Unlike with other EC2 instances, whenever you spin up a new Mac instance, you have to pre-pay for the first 24 hours to get started. After those first 24 hours, prices are by the second, just like with any other instance type AWS offers today.
AWS will charge $1.083 per hour, billed by the second. That’s just under $26 to spin up a machine and run it for 24 hours. That’s quite a lot more than what some of the small Mac mini cloud providers are charging (we’re generally talking about $60 or less per month for their entry-level offerings and around two to three times as much for a comparable i7 machine with 32GB of RAM).
Until now, Mac mini hosting was a small niche in the hosting market, though it has its fair number of players, with the likes of MacStadium, MacinCloud, MacWeb and Mac Mini Vault vying for their share of the market.
With this new offering from AWS, they are now facing a formidable competitor, though they can still compete on price. AWS, however, argues that it can give developers access to all of the additional cloud services in its portfolio, which sets it apart from all of the smaller players.
“The speed that things happen at [other Mac mini cloud providers] and the granularity that you can use those services at is not as fine as you get with a large cloud provider like AWS,” Brown said. “So if you want to launch a machine, it takes a few days to provision and somebody puts a machine in a rack for you and gives you an IP address to get to it and you manage the OS. And normally, you’re paying for at least a month — or a longer period of time to get a discount. What we’ve done is you can literally launch these machines in minutes and have a working machine available to you. If you decide you want 100 of them, 500 of them, you just ask us for that and we’ll make them available. The other thing is the ecosystem. All those other 200-plus AWS services that you’re now able to utilize together with the Mac mini is the other big difference.”
Brown also stressed that Amazon makes it easy for developers to use different machine images, with the company currently offering images for macOS Mojave and Catalina, with Big Sure support coming “at some point in the future.” And developers can obviously create their own images with all of the software they need so they can reuse them whenever they spin up a new machine.

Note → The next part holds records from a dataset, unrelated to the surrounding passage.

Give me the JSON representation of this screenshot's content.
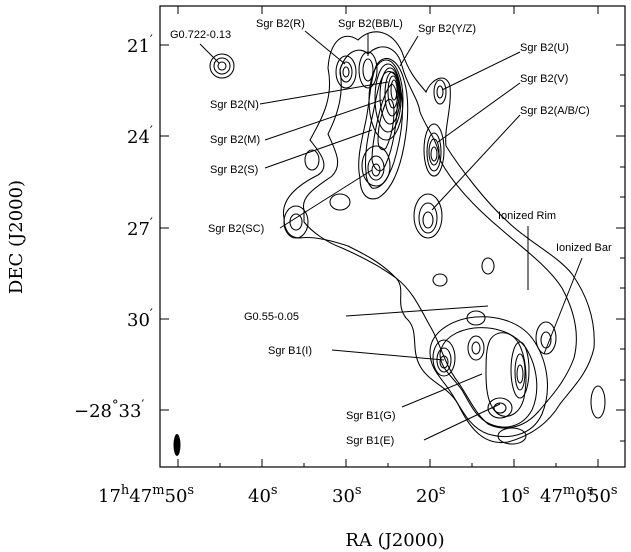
{
  "figure": {
    "xlabel": "RA (J2000)",
    "ylabel": "DEC (J2000)"
  },
  "x_ticks": [
    {
      "id": "ra-50-47",
      "h": "17",
      "m": "47",
      "s": "50"
    },
    {
      "id": "ra-40",
      "s": "40"
    },
    {
      "id": "ra-30",
      "s": "30"
    },
    {
      "id": "ra-20",
      "s": "20"
    },
    {
      "id": "ra-10",
      "s": "10"
    },
    {
      "id": "ra-0",
      "m": "47",
      "s": "0"
    },
    {
      "id": "ra-50-46",
      "s": "50"
    }
  ],
  "y_ticks": [
    {
      "id": "dec-21",
      "text": "21",
      "unit": "′"
    },
    {
      "id": "dec-24",
      "text": "24",
      "unit": "′"
    },
    {
      "id": "dec-27",
      "text": "27",
      "unit": "′"
    },
    {
      "id": "dec-30",
      "text": "30",
      "unit": "′"
    },
    {
      "id": "dec-33",
      "pre": "−28",
      "deg": "°",
      "text": "33",
      "unit": "′"
    }
  ],
  "sources": [
    {
      "id": "g0722",
      "label": "G0.722-0.13"
    },
    {
      "id": "b2r",
      "label": "Sgr B2(R)"
    },
    {
      "id": "b2bbl",
      "label": "Sgr B2(BB/L)"
    },
    {
      "id": "b2yz",
      "label": "Sgr B2(Y/Z)"
    },
    {
      "id": "b2u",
      "label": "Sgr B2(U)"
    },
    {
      "id": "b2v",
      "label": "Sgr B2(V)"
    },
    {
      "id": "b2abc",
      "label": "Sgr B2(A/B/C)"
    },
    {
      "id": "b2n",
      "label": "Sgr B2(N)"
    },
    {
      "id": "b2m",
      "label": "Sgr B2(M)"
    },
    {
      "id": "b2s",
      "label": "Sgr B2(S)"
    },
    {
      "id": "b2sc",
      "label": "Sgr B2(SC)"
    },
    {
      "id": "rim",
      "label": "Ionized Rim"
    },
    {
      "id": "bar",
      "label": "Ionized Bar"
    },
    {
      "id": "g055",
      "label": "G0.55-0.05"
    },
    {
      "id": "b1i",
      "label": "Sgr B1(I)"
    },
    {
      "id": "b1g",
      "label": "Sgr B1(G)"
    },
    {
      "id": "b1e",
      "label": "Sgr B1(E)"
    }
  ]
}
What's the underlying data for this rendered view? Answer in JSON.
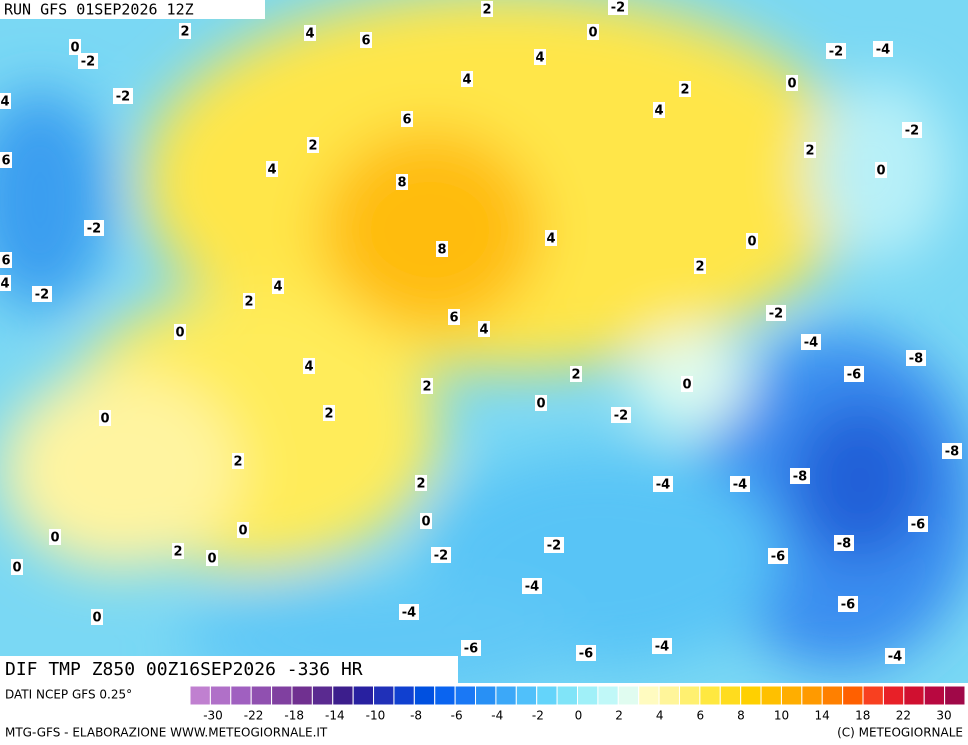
{
  "header": {
    "title": "RUN GFS 01SEP2026 12Z"
  },
  "map": {
    "caption": "DIF TMP Z850 00Z16SEP2026 -336 HR",
    "contour_labels": [
      "2",
      "2",
      "-2",
      "4",
      "6",
      "0",
      "-2",
      "0",
      "-2",
      "-4",
      "4",
      "4",
      "-2",
      "4",
      "2",
      "0",
      "4",
      "6",
      "-2",
      "2",
      "6",
      "2",
      "4",
      "0",
      "8",
      "-2",
      "4",
      "8",
      "0",
      "6",
      "4",
      "4",
      "-2",
      "2",
      "2",
      "6",
      "-2",
      "0",
      "4",
      "-4",
      "-8",
      "4",
      "-6",
      "2",
      "0",
      "2",
      "0",
      "0",
      "2",
      "-2",
      "-8",
      "2",
      "-8",
      "-4",
      "-4",
      "2",
      "0",
      "-6",
      "0",
      "0",
      "-8",
      "-2",
      "-2",
      "2",
      "0",
      "-6",
      "0",
      "-4",
      "-6",
      "-4",
      "0",
      "-4",
      "-6",
      "-6",
      "-4"
    ]
  },
  "legend": {
    "source": "DATI NCEP GFS 0.25°",
    "colors": [
      "#c080d0",
      "#b070c8",
      "#a060c0",
      "#9050b0",
      "#8040a0",
      "#703090",
      "#5a2a90",
      "#3c1e8c",
      "#2820a0",
      "#2030b8",
      "#1040d0",
      "#0050e0",
      "#0a64f0",
      "#1a78f5",
      "#2890f5",
      "#3ca8f8",
      "#50c0fa",
      "#64d4fa",
      "#80e4f8",
      "#a0f0f8",
      "#c0f8f8",
      "#e0fcf0",
      "#fffbc0",
      "#fff59a",
      "#fff070",
      "#ffe840",
      "#ffdc1e",
      "#ffd000",
      "#ffc000",
      "#ffae00",
      "#ff9a00",
      "#ff8000",
      "#ff6000",
      "#f84020",
      "#e82028",
      "#d01030",
      "#b80840",
      "#a00848"
    ],
    "ticks": [
      -30,
      -22,
      -18,
      -14,
      -10,
      -8,
      -6,
      -4,
      -2,
      0,
      2,
      4,
      6,
      8,
      10,
      14,
      18,
      22,
      30
    ]
  },
  "footer": {
    "left": "MTG-GFS - ELABORAZIONE WWW.METEOGIORNALE.IT",
    "right": "(C) METEOGIORNALE"
  }
}
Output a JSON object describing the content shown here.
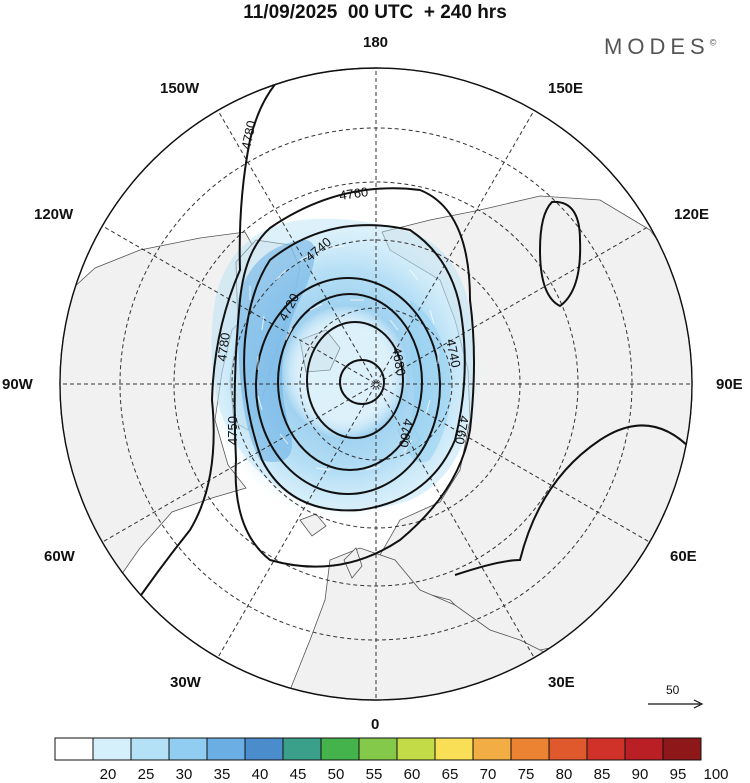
{
  "title": "11/09/2025  00 UTC  + 240 hrs",
  "brand": "MODES",
  "brand_mark": "©",
  "longitude_labels": {
    "top": "180",
    "bottom": "0",
    "left": "90W",
    "right": "90E",
    "upper_left_1": "150W",
    "upper_left_2": "120W",
    "lower_left_1": "60W",
    "lower_left_2": "30W",
    "upper_right_1": "150E",
    "upper_right_2": "120E",
    "lower_right_1": "60E",
    "lower_right_2": "30E"
  },
  "contour_labels": {
    "c4780_top": "4780",
    "c4760_top": "4760",
    "c4740_top": "4740",
    "c4720_top": "4720",
    "c4780_left": "4780",
    "c4750_left": "4750",
    "c4680_right": "4680",
    "c4740_right": "4740",
    "c4700_right": "4700",
    "c4760_right": "4760"
  },
  "wind_reference": {
    "label": "50",
    "icon": "arrow-right-icon"
  },
  "colorbar": {
    "labels": [
      "20",
      "25",
      "30",
      "35",
      "40",
      "45",
      "50",
      "55",
      "60",
      "65",
      "70",
      "75",
      "80",
      "85",
      "90",
      "95",
      "100"
    ],
    "colors": [
      "#ffffff",
      "#d6f0fb",
      "#b4e1f6",
      "#90cdf0",
      "#6aaee3",
      "#4a8ccc",
      "#3aa08a",
      "#45b34c",
      "#85c94a",
      "#c4db48",
      "#f8df55",
      "#f3ad45",
      "#ec8332",
      "#e0592c",
      "#d03229",
      "#b91f24",
      "#8e171a"
    ]
  }
}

“Pretty much every one of our customers today has some need to support an Apple product and the Apple ecosystem, whether it’s iPhone, iPad or Apple TV, whatever it might be. They’re looking for that bold use case,” Brown said. “And so the problem we’ve really been focused on solving is customers that say, ‘hey, I’ve moved all my server-side workloads to AWS, I’d love to be able to move some of these build workflows, because I still have some Mac minis in a data center or in my office that I have to maintain. I’d love that just to be on AWS.’ ”
AWS’s marquee launch customers for the new service are Intuit, Ring and mobile camera app FiLMiC.
“EC2 Mac instances, with their familiar EC2 interfaces and APIs, have enabled us to seamlessly migrate our existing iOS and macOS build-and-test pipelines to AWS, further improving developer productivity,” said Pratik Wadher, vice president of Product Development at Intuit. “We‘re experiencing up to 30% better performance over our data center infrastructure, thanks to elastic capacity expansion, and a high availability setup leveraging multiple zones. We’re now running around 80% of our production builds on EC2 Mac instances, and are excited to see what the future holds for AWS innovation in this space.”
The new Mac instances are now available in a number of AWS regions. These include US East (N. Virginia), US East (Ohio), US West (Oregon), Europe (Ireland) and Asia Pacific (Singapore), with other regions to follow soon.